Notem que, para encontrar 6 problemas de alto impacto com Intel num passado “recente”, precisei ir até 2011 para buscar a falha de portas SATA com Z68 (problema esse que foi publicamente admitido e tratado) e incluir o problema do adaptador i225 (que é contornável ao optar-se por uma mobo mais recente ou que use outro adaptador ou ao adicionar um adaptador de rede discreto). Do contrário, a lista teria apenas 4 itens, dos quais um (Hyper-threading) foi solucionado completamente com atualizações de microcode, dois tiveram o aspecto de estabilidade completamente solucionado apesar de alguma redução permanente de performance/funcionalidade (Meltdown e SGX/TSX) e o último restante pode também haver sido efetivamente solucionado via microcode (HPET). Enquanto isso, a AMD tem 12 grandes problemas em AM4 com apenas 2 deles havendo sido solucionados ou sendo mais provavelmente solucionáveis (péssima branch de microcode inicial para Ryzen 3K/Zen2 e instabilidade geral de novas branches AGESA nos primeiros 6 meses).
(Houve um compatriota na thread que, para contrapor problemas sérios com AMD, comentou sobre um "problema" que enfrentou com Intel: a recusa da CPU/plataforma em operar bem com 6GB de memória, isto é, com pentes de capacidades diferentes. Olha...)
Conclusão
Em qualquer análise ou argumento digno do nome, é preciso estabelecer a conclusão com base nas premissas e seu desenvolvimento, sem ceder ao medo de desviar do “politicamente correto” ou chatear um ou outro grupo de pessoas (seja ele de usuários, reviewers, fabricantes e/ou quaisquer outros). Pois bem; havendo eu estabelecido as premissas que estabeleci, a conclusão é nítida e inescapável: a AMD é uma espécie de Multilaser das CPUs e plataformas, mas tem a vantagem de contar com uma boa dose de fanatismo por parte dos ALUCINADOS de mídias sociais e outra boa dose de análise tendenciosa e/ou incompetente de reviewers no Brasil e afora. Sinceramente, não dá para esperar muito do que temos em território tupiniquim; mas, tratando-se de uma nação tão precária quanto a nossa, qualquer reviewer minimamente ético e profissional teria justamente de fazer um esforço ordens de magnitude maior do que alguém do primeiro mundo para não recomendar PORCARIA a seus seguidores e prejudicá-los severamente. A AMD *NUNCA* soube fazer um chipset client MINIMAMENTE funcional e estável. Se eu tivesse de incluir e comentar mais detalhadamente sobre o pesadelo que foi conviver com SB600, SB700, SB710 e SB750, os quais nunca prestaram sequer para operar corretamente em AHCI e já apresentavam todo esse mau funcionamento com USB/SATA, trar-me-ia VERTIGEM e nojo – sem hipérbole nem sensacionalismo. E já passo mal ao sequer ouvir falar da BOMBA DE CALOR X570... É preciso passar muito álcool gel, sabão, cloro e cloroquina na boca antes de vir pagar de zoeiro “Intel 14nm huehuebr”.
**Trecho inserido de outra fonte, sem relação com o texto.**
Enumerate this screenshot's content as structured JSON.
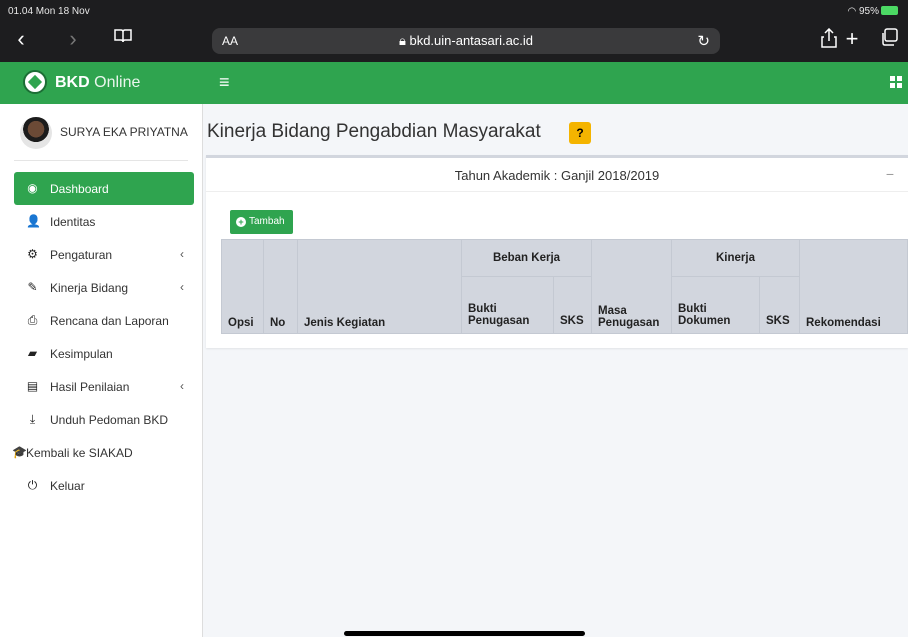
{
  "statusbar": {
    "time": "01.04  Mon 18 Nov",
    "battery": "95%"
  },
  "browser": {
    "text_size_label": "AA",
    "url": "bkd.uin-antasari.ac.id",
    "back_icon": "chevron-left-icon",
    "forward_icon": "chevron-right-icon",
    "bookmarks_icon": "book-icon",
    "reload_icon": "reload-icon",
    "share_icon": "share-icon",
    "newtab_icon": "plus-icon",
    "tabs_icon": "tabs-icon"
  },
  "app": {
    "brand_bold": "BKD",
    "brand_light": " Online",
    "accent_color": "#2fa44f"
  },
  "user": {
    "name": "SURYA EKA PRIYATNA"
  },
  "sidebar": {
    "items": [
      {
        "label": "Dashboard",
        "icon": "dashboard-icon",
        "glyph": "◉",
        "active": true,
        "arrow": ""
      },
      {
        "label": "Identitas",
        "icon": "user-icon",
        "glyph": "👤",
        "active": false,
        "arrow": ""
      },
      {
        "label": "Pengaturan",
        "icon": "gear-icon",
        "glyph": "⚙",
        "active": false,
        "arrow": "‹"
      },
      {
        "label": "Kinerja Bidang",
        "icon": "edit-icon",
        "glyph": "✎",
        "active": false,
        "arrow": "‹"
      },
      {
        "label": "Rencana dan Laporan",
        "icon": "print-icon",
        "glyph": "⎙",
        "active": false,
        "arrow": ""
      },
      {
        "label": "Kesimpulan",
        "icon": "book-icon",
        "glyph": "▰",
        "active": false,
        "arrow": ""
      },
      {
        "label": "Hasil Penilaian",
        "icon": "file-icon",
        "glyph": "▤",
        "active": false,
        "arrow": "‹"
      },
      {
        "label": "Unduh Pedoman BKD",
        "icon": "download-icon",
        "glyph": "⤓",
        "active": false,
        "arrow": ""
      },
      {
        "label": "Kembali ke SIAKAD",
        "icon": "graduation-cap-icon",
        "glyph": "🎓",
        "active": false,
        "arrow": ""
      },
      {
        "label": "Keluar",
        "icon": "power-icon",
        "glyph": "⏻",
        "active": false,
        "arrow": ""
      }
    ]
  },
  "main": {
    "title": "Kinerja Bidang Pengabdian Masyarakat",
    "help_label": "?",
    "card_title": "Tahun Akademik : Ganjil 2018/2019",
    "collapse_label": "−",
    "add_button": "Tambah",
    "table": {
      "group_headers": {
        "beban_kerja": "Beban Kerja",
        "kinerja": "Kinerja"
      },
      "columns": {
        "opsi": "Opsi",
        "no": "No",
        "jenis": "Jenis Kegiatan",
        "bukti_penugasan": "Bukti Penugasan",
        "sks1": "SKS",
        "masa_penugasan": "Masa Penugasan",
        "bukti_dokumen": "Bukti Dokumen",
        "sks2": "SKS",
        "rekomendasi": "Rekomendasi"
      },
      "rows": []
    }
  }
}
Em casa, com dinheiro do meu bolso, AMD *não* entra mais de 2021 em diante – nem como peso de papel ou estampa de pano de chão. E para qualquer pessoa que venha me solicitar conselhos e direção sobre o que adquirir, farei *tudo* ao meu alcance para enterrar completamente a ideia de que AMD sequer merece figurar como opção. A experiência do inferno acabou, depois de 4 anos com AM4, com a migração para Intel Rocket Lake/Z590, lado esse que eu jamais deveria haver abandonado após os 3 anos com 3770K/Z77 que haviam me mostrado o que era uma plataforma confiável e funcional depois de tantas nojeiras com Athlon X2, Phenom, e por aí vai.
Para os eleitos que puderem ver a luz, sigam-na. Para os demais, meus pêsames. Mas saibam que existe computação confiável e de qualidade em cantos mais azuis. Um abraço! E parabéns ao autor do post original.